Os lugares [supostamente] cativos

Vai grande a discussão motivada pela possibilidade de os portadores de habilitação própria poderem ser opositores ao concurso extraordinário que se aproxima, com críticas pelo facto de se estar "a nivelar por baixo", de estes potenciais candidatos poderem vir ocupar lugares tendo menos qualificações, etcétera, etcétera… ´
Na verdade, os principais críticos desta medida, mais do que estarem preocupados com a qualidade do ensino, receiam o facto de estes candidatos com habilitação própria poderem vir colocar em risco a eventual colocação dos críticos ou, ao vincularem, poderem vir a concorrer para outra zonas, "tirando o lugar aos profissionalizados já vinculados", como alguém dizia, num desses muitos comentários. Esquecem ou ainda não leram o que refere o DL n.º 57-A/2024, que estabelece uma prioridade diferente para os detentores de habilitação própria e que, previsivelmente, o DL n.º 32-A/2023 vai ter de ser atualizado para poder admiti-los no concurso nacional, estabelecendo certamente uma prioridade que não permita que os vinculados provisoriamente ultrapassem os vinculados com habilitação profissional.
O que não é igualmente menos verdade é que as vagas que vão estar disponíveis nesse concurso extraordinário também já o estiveram no concurso externo e ou não foram ocupadas ou, se o foram, quem as ocupou acabou não aceitar a colocação ou pediu a exoneração quando, na mobilidade interna, não conseguiu ser colocado onde queria.
Apesar de se respeitar as opções de cada um e os motivos que as justificam, não podemos esquecer que a vida é feita de escolhas e que estas têm consequências. Aqueles que optam por ficar sempre colocados perto de casa, se forem legitimamente ultrapassados pelos que se sujeitam a ficar longe para garantir a vinculação, não venham depois para as redes sociais e para a comunicação social queixar-se que são contratados há mais de vinte anos. Opções… Se os alunos sem professores estão no sul, como justificar a abertura de vagas em escolas do norte? Para que os professores não tenham de se deslocar é, obviamente, argumento não atendível.
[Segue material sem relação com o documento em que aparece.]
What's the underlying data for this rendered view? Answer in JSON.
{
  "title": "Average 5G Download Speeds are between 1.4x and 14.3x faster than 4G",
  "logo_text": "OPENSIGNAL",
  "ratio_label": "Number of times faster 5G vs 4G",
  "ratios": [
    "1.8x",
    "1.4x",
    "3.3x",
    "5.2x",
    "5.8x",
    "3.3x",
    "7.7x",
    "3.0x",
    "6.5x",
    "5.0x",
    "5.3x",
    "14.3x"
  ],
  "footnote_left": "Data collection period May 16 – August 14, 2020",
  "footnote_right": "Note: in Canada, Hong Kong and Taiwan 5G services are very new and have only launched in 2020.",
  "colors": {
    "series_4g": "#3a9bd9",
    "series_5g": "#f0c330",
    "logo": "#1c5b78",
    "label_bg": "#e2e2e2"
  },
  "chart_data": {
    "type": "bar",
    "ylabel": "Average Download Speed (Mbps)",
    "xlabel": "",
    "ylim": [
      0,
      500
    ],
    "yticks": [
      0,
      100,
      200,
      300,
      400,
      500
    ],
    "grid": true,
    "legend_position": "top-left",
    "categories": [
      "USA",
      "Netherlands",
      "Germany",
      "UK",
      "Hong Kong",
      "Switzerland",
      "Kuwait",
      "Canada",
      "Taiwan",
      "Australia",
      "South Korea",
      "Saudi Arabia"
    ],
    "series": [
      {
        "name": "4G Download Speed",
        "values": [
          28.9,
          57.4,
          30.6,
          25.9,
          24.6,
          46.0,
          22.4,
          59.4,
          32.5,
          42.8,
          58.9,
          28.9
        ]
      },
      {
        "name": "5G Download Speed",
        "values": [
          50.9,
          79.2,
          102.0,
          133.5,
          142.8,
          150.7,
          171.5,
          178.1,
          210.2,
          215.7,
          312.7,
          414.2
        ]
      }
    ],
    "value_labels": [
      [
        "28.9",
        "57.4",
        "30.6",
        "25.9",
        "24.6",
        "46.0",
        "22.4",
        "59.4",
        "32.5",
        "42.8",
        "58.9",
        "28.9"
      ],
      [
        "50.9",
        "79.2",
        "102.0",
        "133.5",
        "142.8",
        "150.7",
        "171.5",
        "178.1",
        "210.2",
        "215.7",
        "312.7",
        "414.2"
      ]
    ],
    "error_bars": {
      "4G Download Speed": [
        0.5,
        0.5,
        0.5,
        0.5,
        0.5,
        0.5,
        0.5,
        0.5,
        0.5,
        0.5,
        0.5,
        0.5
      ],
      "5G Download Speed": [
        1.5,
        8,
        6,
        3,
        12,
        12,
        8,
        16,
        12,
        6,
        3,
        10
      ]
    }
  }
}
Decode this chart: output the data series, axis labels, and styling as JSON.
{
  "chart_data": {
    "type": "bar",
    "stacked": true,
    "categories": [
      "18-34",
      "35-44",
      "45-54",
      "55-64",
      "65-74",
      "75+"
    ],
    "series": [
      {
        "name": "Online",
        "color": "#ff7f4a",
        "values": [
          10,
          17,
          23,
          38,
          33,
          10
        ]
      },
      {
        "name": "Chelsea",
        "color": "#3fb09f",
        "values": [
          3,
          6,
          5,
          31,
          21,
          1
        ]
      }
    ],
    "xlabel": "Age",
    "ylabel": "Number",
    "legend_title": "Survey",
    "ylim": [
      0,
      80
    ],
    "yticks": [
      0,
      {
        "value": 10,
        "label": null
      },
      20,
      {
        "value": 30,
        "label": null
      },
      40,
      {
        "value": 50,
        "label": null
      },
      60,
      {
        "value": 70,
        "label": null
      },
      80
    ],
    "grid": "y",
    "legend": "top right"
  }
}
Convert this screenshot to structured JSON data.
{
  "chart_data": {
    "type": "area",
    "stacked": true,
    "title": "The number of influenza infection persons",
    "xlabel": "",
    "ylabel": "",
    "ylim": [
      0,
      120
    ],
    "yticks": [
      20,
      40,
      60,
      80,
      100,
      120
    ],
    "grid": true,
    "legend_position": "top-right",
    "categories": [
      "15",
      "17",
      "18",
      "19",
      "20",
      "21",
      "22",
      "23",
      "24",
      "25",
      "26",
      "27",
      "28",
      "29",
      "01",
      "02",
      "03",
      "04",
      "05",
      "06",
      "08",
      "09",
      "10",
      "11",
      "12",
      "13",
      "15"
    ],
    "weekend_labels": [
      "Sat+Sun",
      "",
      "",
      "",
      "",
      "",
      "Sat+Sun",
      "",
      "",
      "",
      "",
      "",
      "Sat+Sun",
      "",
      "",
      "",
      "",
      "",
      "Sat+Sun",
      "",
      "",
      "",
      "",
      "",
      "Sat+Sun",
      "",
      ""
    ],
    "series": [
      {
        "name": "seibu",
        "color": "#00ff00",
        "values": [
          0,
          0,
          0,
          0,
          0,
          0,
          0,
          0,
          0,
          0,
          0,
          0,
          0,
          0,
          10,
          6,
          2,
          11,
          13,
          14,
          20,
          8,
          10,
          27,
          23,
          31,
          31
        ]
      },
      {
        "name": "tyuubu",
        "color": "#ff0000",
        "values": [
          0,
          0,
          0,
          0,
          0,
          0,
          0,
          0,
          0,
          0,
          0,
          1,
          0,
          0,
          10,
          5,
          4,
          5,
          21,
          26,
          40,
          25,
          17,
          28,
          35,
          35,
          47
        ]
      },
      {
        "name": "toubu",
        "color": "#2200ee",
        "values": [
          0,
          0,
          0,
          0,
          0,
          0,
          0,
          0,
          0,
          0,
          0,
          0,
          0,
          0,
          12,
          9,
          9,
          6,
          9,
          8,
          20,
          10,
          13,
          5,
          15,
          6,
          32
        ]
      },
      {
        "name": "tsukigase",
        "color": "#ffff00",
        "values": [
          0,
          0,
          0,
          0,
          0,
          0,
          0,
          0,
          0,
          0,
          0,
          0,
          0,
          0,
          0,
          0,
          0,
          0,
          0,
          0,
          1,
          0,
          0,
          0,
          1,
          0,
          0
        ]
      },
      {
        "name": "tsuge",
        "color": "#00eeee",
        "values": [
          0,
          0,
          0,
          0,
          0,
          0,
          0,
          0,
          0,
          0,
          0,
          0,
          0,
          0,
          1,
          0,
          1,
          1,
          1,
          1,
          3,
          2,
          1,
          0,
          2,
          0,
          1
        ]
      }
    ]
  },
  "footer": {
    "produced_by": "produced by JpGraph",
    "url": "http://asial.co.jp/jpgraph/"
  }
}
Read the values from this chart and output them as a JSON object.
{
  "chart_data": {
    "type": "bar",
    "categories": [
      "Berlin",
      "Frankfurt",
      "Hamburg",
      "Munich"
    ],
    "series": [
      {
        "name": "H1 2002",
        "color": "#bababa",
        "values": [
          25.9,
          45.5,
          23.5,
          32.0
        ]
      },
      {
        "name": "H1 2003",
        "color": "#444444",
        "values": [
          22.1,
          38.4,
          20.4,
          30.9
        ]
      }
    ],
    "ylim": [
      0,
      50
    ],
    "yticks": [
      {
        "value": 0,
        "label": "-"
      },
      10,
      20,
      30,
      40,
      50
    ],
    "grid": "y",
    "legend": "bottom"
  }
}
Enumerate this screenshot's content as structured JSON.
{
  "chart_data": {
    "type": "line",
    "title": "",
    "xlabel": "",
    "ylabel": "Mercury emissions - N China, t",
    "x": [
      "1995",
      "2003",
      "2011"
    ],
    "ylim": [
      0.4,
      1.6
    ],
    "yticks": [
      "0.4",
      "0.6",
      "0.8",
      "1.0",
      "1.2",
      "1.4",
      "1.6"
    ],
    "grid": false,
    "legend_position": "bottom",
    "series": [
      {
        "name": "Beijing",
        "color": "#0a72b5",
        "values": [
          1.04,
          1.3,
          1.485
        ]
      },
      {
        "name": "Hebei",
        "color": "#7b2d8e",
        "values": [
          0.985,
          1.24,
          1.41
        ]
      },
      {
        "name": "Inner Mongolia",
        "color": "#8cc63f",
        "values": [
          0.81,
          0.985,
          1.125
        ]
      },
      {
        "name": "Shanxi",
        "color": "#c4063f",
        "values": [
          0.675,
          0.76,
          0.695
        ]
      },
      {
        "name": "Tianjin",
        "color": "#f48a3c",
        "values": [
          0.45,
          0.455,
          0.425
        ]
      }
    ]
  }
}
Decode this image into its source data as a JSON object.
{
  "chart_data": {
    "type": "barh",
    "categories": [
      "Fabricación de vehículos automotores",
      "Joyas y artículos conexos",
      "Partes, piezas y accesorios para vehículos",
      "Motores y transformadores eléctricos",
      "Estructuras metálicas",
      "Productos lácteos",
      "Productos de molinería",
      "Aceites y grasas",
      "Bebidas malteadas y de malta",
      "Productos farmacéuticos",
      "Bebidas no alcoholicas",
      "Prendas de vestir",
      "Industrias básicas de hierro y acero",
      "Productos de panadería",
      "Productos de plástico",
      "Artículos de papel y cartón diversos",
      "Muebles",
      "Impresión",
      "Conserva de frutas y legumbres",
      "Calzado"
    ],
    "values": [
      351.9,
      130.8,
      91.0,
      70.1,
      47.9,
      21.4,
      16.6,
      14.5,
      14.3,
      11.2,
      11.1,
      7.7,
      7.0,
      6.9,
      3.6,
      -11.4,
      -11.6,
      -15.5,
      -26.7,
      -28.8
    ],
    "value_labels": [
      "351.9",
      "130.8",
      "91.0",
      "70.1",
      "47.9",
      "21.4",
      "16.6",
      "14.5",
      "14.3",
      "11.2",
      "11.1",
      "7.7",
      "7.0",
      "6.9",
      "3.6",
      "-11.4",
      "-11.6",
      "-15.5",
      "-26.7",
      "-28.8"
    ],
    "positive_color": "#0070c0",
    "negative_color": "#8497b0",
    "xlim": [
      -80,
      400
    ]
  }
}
Nem tampouco colhe o argumento de que, há uns anos, tiveram de fazer isto e aquilo e agora mudam as regras. Nos concursos de professores, muitas coisas foram mudando, ao longo dos anos, e quem não teve a capacidade de se adaptar às mudanças foi ficando pelo caminho. Veja-se, por exemplo, o que aconteceu àqueles que, há cerca de quarenta anos, davam aulas com habilitações suficientes e não investiram na aquisição de habilitação própria e de habilitação profissional. E, no entanto, serviam as necessidades do sistema e tinham tempo de serviço…
A convicção de que pertencer ao quadro de um agrupamento de escolas/escola não agrupada é ter esse lugar garantido, enquanto se quiser, não é mais que uma ilusão. Muitos foram os que, recentemente, com a movimentação de professores, acordaram para a vida, em escolas onde alguns, que já faziam parte da mobília, tiveram de ir ao concurso de mobilidade interna, porque os recém-chegados tinham maior graduação profissional. Pode-se alegar que a determinação das vagas a concurso foi mal feita, que os diretores alertaram o ministério da educação para esse facto e mais umas quantas coisas, mas, sem margem para dúvida, o que permitiu foi a consciência de que não há lugares cativos e de que não é o último a chegar à escola quem terá de ir ao concurso de mobilidade interna, mas sim o menos graduado. Ou será que a graduação profissional só serve quando nos beneficia?
Quanto a esta última celeuma causada pelo concurso
extraordinário, por que será que nos vem, de imediato, à cabeça aquele velho
provérbio que diz "Cão de moleiro, não come nem deixa comer"? Independentemente disso, que ninguém duvide que não é este o caminho para a valorização da classe docente e muito menos da escola pública.